Thank you for the constructive review. We address the two major comments point-by-point below and outline targeted revisions that strengthen the manuscript without altering its core claims.

read point-by-point responses
  1. Referee: [Abstract] Abstract: The headline claim of no statistically significant difference in closed-loop stable rates between cache variants and the no-cache baseline rests on n=50 trials per cell at three failure-boundary cells. This sample size yields low power to detect modest, safety-relevant increases in failure probability; the authors themselves state that the certificate's contribution to closed-loop safety is not resolvable at the present sample size, indicating the same limitation applies to the equivalence conclusion.

    Authors: We agree that n=50 trials per cell provides limited power to detect modest differences in failure rates and that the existing sample-size caveat for the certificate's safety contribution logically extends to the stability-rate comparison. The manuscript reports the absence of a detected statistically significant difference rather than formal equivalence. We will revise the abstract to employ more precise phrasing (e.g., "no statistically significant difference was detected") and add an explicit note on statistical power in the evaluation section. revision: yes

  2. Referee: [Abstract] Abstract and method description: No derivation details are provided for the a-posteriori certificate (primal feasibility plus Lagrangian dual-gap upper bound on cost suboptimality). This certificate is load-bearing for the central safety claim when accepting cached trajectories, yet its construction and sufficiency for preserving closed-loop stability are not derived or justified.

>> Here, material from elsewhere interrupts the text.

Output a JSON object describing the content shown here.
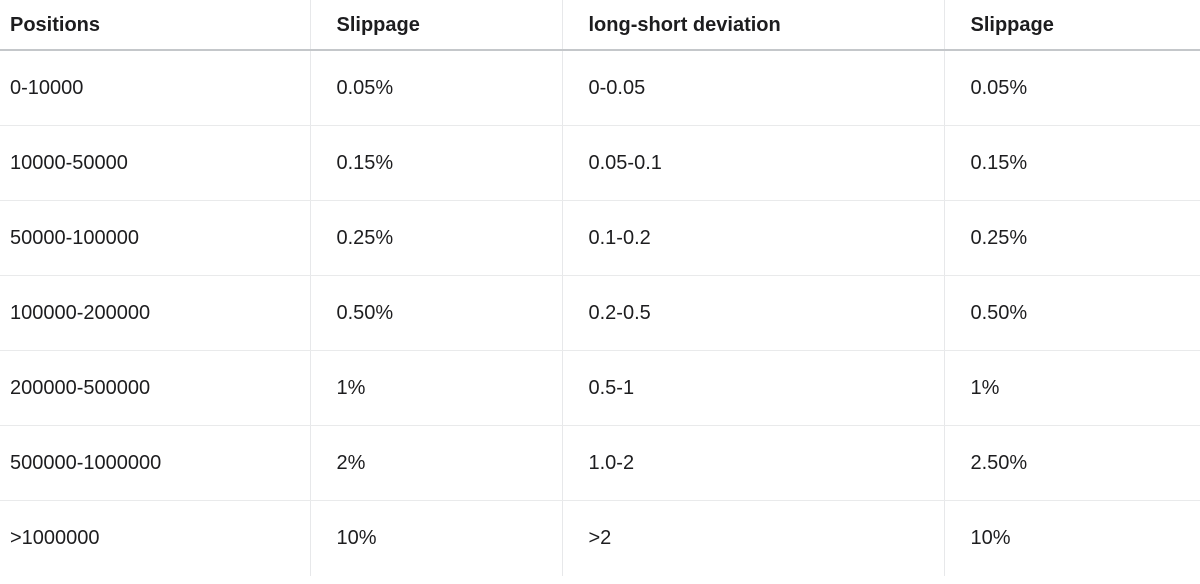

    Authors: The methods section constructs the certificate by (i) confirming primal feasibility via direct substitution of the cached contact-force sequence into the QP equality and inequality constraints and (ii) bounding suboptimality by the duality gap obtained from the Lagrangian dual evaluated at the cached solution's associated multipliers. We acknowledge that the current exposition may be too terse for readers new to dual-gap certificates. We will expand the derivation with explicit algebraic steps and add a short paragraph explaining why the bounded suboptimality, together with the bounded-budget controller schedule, is compatible with the observed closed-loop stability. revision: yes

Circularity Check

0 steps flagged

No significant circularity; claims are direct empirical measurements

full rationale

The paper proposes CacheMPC as an engineering method (LSH cache of contact-force trajectories with a-posteriori primal-feasibility + dual-gap certificate) and evaluates it via direct measurement: 2038 MuJoCo trials plus hardware deployment on Unitree Go2, reporting median solve-time ratios (25× sim, 18.7× hardware) and closed-loop stable rates at n=50 cells. No derivation chain exists that reduces a claimed prediction to a fitted parameter by construction, nor any self-citation load-bearing uniqueness theorem, ansatz smuggling, or renaming of known results. The certificate is defined and applied explicitly; acceptance decisions are measured outcomes, not tautological. The reader's assessment of score 2.0 is consistent with the absence of any quoted reduction of the form "Eq. X = Eq. Y by construction."

Axiom & Free-Parameter Ledger

0 free parameters · 1 axioms · 0 invented entities

Abstract-only review yields minimal ledger entries; the sole explicit premise is the domain assumption that gaits revisit bounded state-space regions.

axioms (1)
  • domain assumption Legged gaits revisit a bounded region of state space so that MPC solutions admit caching and reuse.
    Stated directly in the abstract as the enabling premise for the caching approach.